Director General/CEO, Nigerian Maritime Administration and Safety Agency, Dr. Bashir Jamoh.

Francis Ezem

The Nigerian Maritime Administration and Safety Agency NIMASA has launched a scientific inquiry to identify the cause of the recent death of different species of fishes that were washed ashore along the Niger Delta coastline states of Akwa Ibom, Bayelsa, Cross River, Delta, and Rivers, and other places within the region.

The agency is adopting a three- pronged approach to the investigation with a view to achieving its aims and objectives.

The Director General of the agency, Dr. Bashir Jamoh, who made this disclosure in Lagos, Monday, also warned the general public, especially the fishing communities in the affected areas, against the dangers of consuming or harvesting and selling the dead fishes to unsuspecting members of the public.

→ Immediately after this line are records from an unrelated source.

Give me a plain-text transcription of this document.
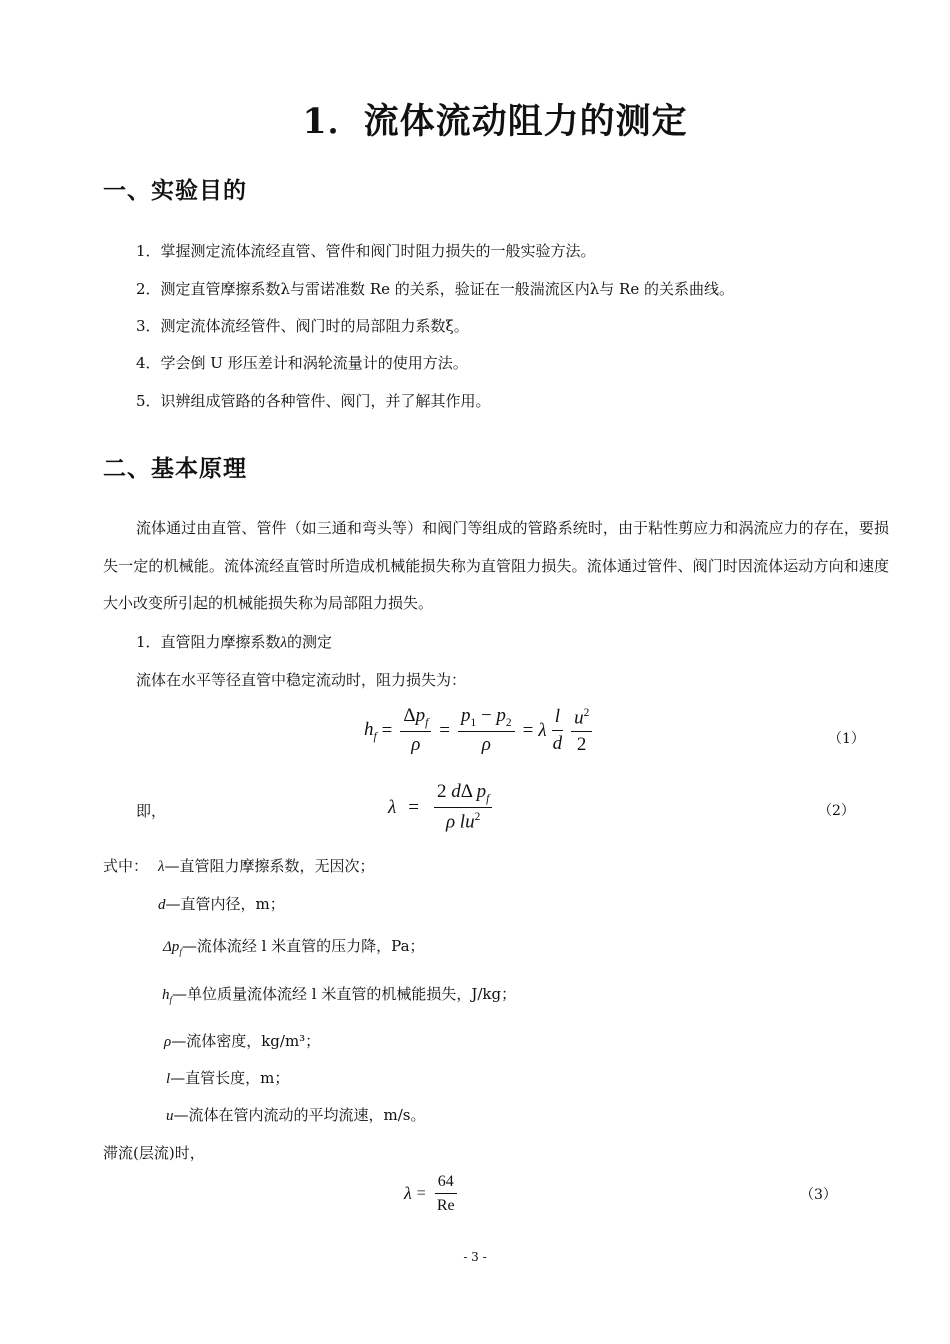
1．流体流动阻力的测定
一、实验目的
1．掌握测定流体流经直管、管件和阀门时阻力损失的一般实验方法。
2．测定直管摩擦系数λ与雷诺准数 Re 的关系，验证在一般湍流区内λ与 Re 的关系曲线。
3．测定流体流经管件、阀门时的局部阻力系数ξ。
4．学会倒 U 形压差计和涡轮流量计的使用方法。
5．识辨组成管路的各种管件、阀门，并了解其作用。
二、基本原理
流体通过由直管、管件（如三通和弯头等）和阀门等组成的管路系统时，由于粘性剪应力和涡流应力的存在，要损失一定的机械能。流体流经直管时所造成机械能损失称为直管阻力损失。流体通过管件、阀门时因流体运动方向和速度大小改变所引起的机械能损失称为局部阻力损失。
1．直管阻力摩擦系数λ的测定
流体在水平等径直管中稳定流动时，阻力损失为：
$h_f = \frac{\Delta p_f}{\rho} = \frac{p_1 - p_2}{\rho} = \lambda \frac{l}{d} \frac{u^2}{2}$	（1）
即，	$\lambda = \frac{2 d\Delta p_f}{\rho lu^2}$	（2）
式中： λ—直管阻力摩擦系数，无因次；
d—直管内径，m；
$\Delta p_f—$流体流经 l 米直管的压力降，Pa；
$h_f—$单位质量流体流经 l 米直管的机械能损失，J/kg；
ρ—流体密度，kg/m³；
l—直管长度，m；
u—流体在管内流动的平均流速，m/s。
滞流(层流)时，
$\lambda = \frac{64}{Re}$	（3）
- 3 -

 “We are working with relevant scientific experts to isolate the causes of the abnormal issue of dead fishes along the Niger Delta coastline. We want to identify the causes and establish what can be done to alleviate the adverse effects of this occurrence on the people and the marine environment in the affected areas.

“While we are also working to decipher and mitigate this strange incident, we appeal to locals in the affected communities and those who trade in aquatic animals to avoid consumption and sale of the dead fishes, as such acts may carry criminal liabilities, especially with regard to deliberate sale of the dead fishes to the public.”, the DG said.

It was however gathered that the three-pronged investigation would involve an examination of the dead fishes as well as water and sediment analyses.

NIMASA, Nigeria’s apex maritime regulatory body has the statutory mandate to regulate and protect the country’s marine environment as provided for in the Merchant Shipping Act 2007 and in compliance with the International Convention for the Prevention of Pollution from Ships, 1973, as modified by the Protocol of 1978 (MARPOL 1973/78), and other relevant instruments aimed at protecting the maritime domain, several other port and flag state regulatory functions.